9. The method according to claim 8, characterized in that, The multi-agent cooperative decision-making algorithm is used to iteratively solve the multi-objective optimization function to obtain a Pareto optimal solution set, including: The multidimensional decision state space is divided into multiple subspaces, and an agent is assigned to each subspace; Each agent searches for and generates candidate local scheduling policies in parallel based on the subspace information it is assigned; Each intelligent agent exchanges the local scheduling strategy and the value assessment of the strategy through a communication network, and collaboratively optimizes the local scheduling strategy based on the exchange results; A multi-objective evaluation is performed on the local scheduling strategy after the intelligent agents' collaborative optimization, and the Pareto optimal solution set that is non-inferior in both risk suppression and business assurance objectives is selected.

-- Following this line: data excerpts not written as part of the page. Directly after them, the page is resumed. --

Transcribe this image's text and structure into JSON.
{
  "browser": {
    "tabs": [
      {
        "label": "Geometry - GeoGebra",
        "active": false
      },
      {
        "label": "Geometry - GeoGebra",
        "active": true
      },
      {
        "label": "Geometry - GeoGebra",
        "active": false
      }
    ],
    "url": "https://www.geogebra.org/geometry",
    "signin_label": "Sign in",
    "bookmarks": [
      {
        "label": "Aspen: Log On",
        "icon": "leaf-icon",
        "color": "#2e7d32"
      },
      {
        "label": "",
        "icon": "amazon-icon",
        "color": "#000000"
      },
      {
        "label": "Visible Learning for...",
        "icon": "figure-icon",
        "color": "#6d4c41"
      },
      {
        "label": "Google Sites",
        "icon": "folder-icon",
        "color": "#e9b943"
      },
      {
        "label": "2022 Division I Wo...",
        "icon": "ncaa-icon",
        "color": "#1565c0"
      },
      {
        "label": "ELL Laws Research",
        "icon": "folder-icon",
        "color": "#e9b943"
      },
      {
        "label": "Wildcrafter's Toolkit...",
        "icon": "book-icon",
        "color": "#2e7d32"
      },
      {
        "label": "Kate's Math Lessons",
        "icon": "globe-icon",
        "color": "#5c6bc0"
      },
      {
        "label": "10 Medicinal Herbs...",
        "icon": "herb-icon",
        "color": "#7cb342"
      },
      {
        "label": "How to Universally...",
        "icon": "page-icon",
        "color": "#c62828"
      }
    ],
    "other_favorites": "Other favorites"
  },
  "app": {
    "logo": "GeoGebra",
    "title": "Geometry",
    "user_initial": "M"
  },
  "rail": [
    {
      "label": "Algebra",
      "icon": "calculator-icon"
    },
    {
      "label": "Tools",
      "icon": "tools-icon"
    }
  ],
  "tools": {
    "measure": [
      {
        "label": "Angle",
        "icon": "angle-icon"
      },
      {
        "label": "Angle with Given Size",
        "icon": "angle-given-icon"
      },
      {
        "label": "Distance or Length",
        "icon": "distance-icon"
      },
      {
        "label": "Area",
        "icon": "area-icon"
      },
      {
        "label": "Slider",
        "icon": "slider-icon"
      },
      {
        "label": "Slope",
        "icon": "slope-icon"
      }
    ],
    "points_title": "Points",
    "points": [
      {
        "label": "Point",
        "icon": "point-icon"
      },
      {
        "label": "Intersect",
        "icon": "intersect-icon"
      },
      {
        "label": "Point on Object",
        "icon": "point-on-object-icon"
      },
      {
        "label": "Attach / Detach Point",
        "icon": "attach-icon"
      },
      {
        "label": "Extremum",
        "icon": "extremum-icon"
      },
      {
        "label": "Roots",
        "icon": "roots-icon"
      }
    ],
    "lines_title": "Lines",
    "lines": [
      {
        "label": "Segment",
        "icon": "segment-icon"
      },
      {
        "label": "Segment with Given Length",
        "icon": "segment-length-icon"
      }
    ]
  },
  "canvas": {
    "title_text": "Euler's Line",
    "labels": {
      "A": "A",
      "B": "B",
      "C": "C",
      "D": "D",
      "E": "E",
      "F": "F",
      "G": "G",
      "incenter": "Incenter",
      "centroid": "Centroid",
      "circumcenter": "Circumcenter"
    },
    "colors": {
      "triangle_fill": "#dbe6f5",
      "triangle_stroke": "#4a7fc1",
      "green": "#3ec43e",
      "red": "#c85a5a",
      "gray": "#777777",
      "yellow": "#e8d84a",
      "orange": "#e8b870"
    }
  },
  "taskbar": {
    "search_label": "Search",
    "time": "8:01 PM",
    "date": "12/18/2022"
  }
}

10. The method according to claim 8, characterized in that, The step of selecting the optimal solution that matches the current network optimization preference from the Pareto optimal solution set, decoding the optimal solution into a network resource scheduling policy, and executing it includes: Obtain the current network optimization preference parameters, which are used to characterize the weight ratio between risk suppression and business assurance objectives; Based on the network optimization preference parameters, the comprehensive fitness score of each solution is calculated in the Pareto optimal solution set; The solution with the highest overall fitness score is selected as the optimal solution. The optimal solution is mapped to a sequence of network resource configuration instructions, and the sequence of network resource configuration instructions constitutes the network resource scheduling strategy. Issue and execute the network resource scheduling policy.